In what world does disallowing blatantly anticompetitive behavior constitute a significant economic change?

pmarreck 2 days ago

yeah this is basically why I've always paid full price upfront for an unlocked phone

egberts1 3 days ago

[flagged]

which 2 days ago

This might be well intentioned but it's a bad idea. See https://www.justice.gov/usao-edtx/pr/101-indicted-transnatio... for why but the gist of it is that people use fake IDs to impersonate someone, get phones on credit, and make only the first payment. Then they sell it to a wholesaler who uses a sketchy connection to get the phone unlocked, Fedexes the phone to Hong Kong, and never pays again. Having to bribe rogue carrier employees for unlocks is a big cost center for these thugs.

By automatically unlocking by default you're doing their job for them and making this crime more profitable. And the victims in many cases don't spot the fraud until months later because not everyone is constantly checking their credit report. And it's not some isolated thing either. Literally ONE phone store / wholesaler in Texas bought and exported 100 million dollars worth of stolen phones in a couple of years.

The locking is also part of why new iPhones are even affordable to middle class people in the first place.

  • ewoodrich 2 days ago

    > The locking is also part of why new iPhones are even affordable to middle class people in the first place.
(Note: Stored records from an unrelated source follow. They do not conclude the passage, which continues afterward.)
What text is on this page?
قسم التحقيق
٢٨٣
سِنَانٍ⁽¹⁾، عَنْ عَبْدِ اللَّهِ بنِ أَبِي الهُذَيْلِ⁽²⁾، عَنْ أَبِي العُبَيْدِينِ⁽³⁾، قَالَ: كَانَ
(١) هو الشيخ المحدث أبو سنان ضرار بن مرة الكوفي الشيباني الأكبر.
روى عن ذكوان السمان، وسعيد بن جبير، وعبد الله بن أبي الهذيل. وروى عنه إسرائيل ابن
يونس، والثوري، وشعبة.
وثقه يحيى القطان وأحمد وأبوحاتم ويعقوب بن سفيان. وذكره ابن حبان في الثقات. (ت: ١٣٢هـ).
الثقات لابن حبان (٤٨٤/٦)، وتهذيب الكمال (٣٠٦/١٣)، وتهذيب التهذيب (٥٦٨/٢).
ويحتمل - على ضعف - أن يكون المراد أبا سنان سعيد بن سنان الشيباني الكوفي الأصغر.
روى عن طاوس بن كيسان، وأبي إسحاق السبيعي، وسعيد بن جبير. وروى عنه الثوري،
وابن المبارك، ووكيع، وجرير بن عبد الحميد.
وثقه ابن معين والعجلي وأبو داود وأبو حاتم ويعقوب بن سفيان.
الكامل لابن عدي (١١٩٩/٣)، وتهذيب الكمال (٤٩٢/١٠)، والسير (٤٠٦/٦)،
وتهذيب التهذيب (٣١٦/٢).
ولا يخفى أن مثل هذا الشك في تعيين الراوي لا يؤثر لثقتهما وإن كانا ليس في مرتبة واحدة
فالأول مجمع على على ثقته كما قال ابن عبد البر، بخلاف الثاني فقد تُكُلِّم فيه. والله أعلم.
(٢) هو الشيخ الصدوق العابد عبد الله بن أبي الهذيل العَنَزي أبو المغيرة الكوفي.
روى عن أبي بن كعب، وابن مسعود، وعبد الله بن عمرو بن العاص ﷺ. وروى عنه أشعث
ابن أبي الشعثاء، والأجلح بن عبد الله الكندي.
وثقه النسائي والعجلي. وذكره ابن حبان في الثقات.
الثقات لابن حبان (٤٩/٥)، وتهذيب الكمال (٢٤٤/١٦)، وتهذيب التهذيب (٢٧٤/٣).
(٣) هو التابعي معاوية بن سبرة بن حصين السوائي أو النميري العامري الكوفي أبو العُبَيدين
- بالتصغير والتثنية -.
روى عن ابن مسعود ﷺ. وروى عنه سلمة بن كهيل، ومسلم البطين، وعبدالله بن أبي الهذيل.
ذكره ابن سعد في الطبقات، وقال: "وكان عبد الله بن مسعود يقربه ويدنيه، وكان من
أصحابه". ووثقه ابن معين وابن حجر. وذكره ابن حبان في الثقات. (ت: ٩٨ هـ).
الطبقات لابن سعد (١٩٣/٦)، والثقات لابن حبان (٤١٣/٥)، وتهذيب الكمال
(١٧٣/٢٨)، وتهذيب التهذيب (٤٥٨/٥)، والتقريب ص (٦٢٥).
    Verizon has been forced to unlock after 60 days by an agreement with the FCC for years now and they still offer similar subsidies as the other carriers.

    • which 2 days ago

      Yeah but they might just be eating higher fraud losses. It used to be pretty much instant unlocking until they asked for a waiver to make it 60 days in 2019 (which was granted by the FCC with not much pushback). So clearly some delay is important. Given their previous agreement they might not have felt they could ask for a longer wait.

  • amluto 2 days ago

    Then lock out phones that are in default. This is not what carrier locks do.

    • which 2 days ago

      The FCC is proposing unlocks for phones that are not completely paid for yet. No one is against unlocking paid for phones. The lock is basically the only recourse the carrier has for nonpayment because blacklisting the IMEI doesn't matter if the phone goes to another country. I don't think you can relock a phone once it's unlocked, and the crooks typically make 1 or 2 payments which would cover the 60 days so by the time the carrier realizes the plan is in default they're not getting their money back.

      • amluto 2 days ago

        This is pretty weak. For example:

        1. Carrier locks prevent dual-SIM use where one SIM belongs to the locked carrier and the other does not. This is of no value for preventing unpaid phones from being taken overseas but has plenty of value for locking paying users in.

        2. Carrier locks require a communication channel from the carrier to the lock database to the phone. With iPhones, for example, the whole mechanism is mediated by Apple. The same mechanism could absolutely prevent activation overseas — instead of having a “locked to carrier X” state and an “unlocked” state, have a “locked and cannot be used for non-emergency purposes” state, an “unlocked until time T” state, and a “fully unlocked” state. And this would even be simpler: it doesn’t require any integration with the baseband processor, so it could be implemented straightforwardly on the AP.

        (Note that iPhones already have a locked-to-an-iCloud-account state and can be remotely locked out, which implements 95% of this.)

        So, in summary, I do not believe that the current carrier lock scheme is honestly or competently designed as a theft-of-unpaid-phones prevention measure.

        • az226 2 days ago

          100%. Basically allow the phone to be unlocked unless it goes into default, then it gets relocked until out of default.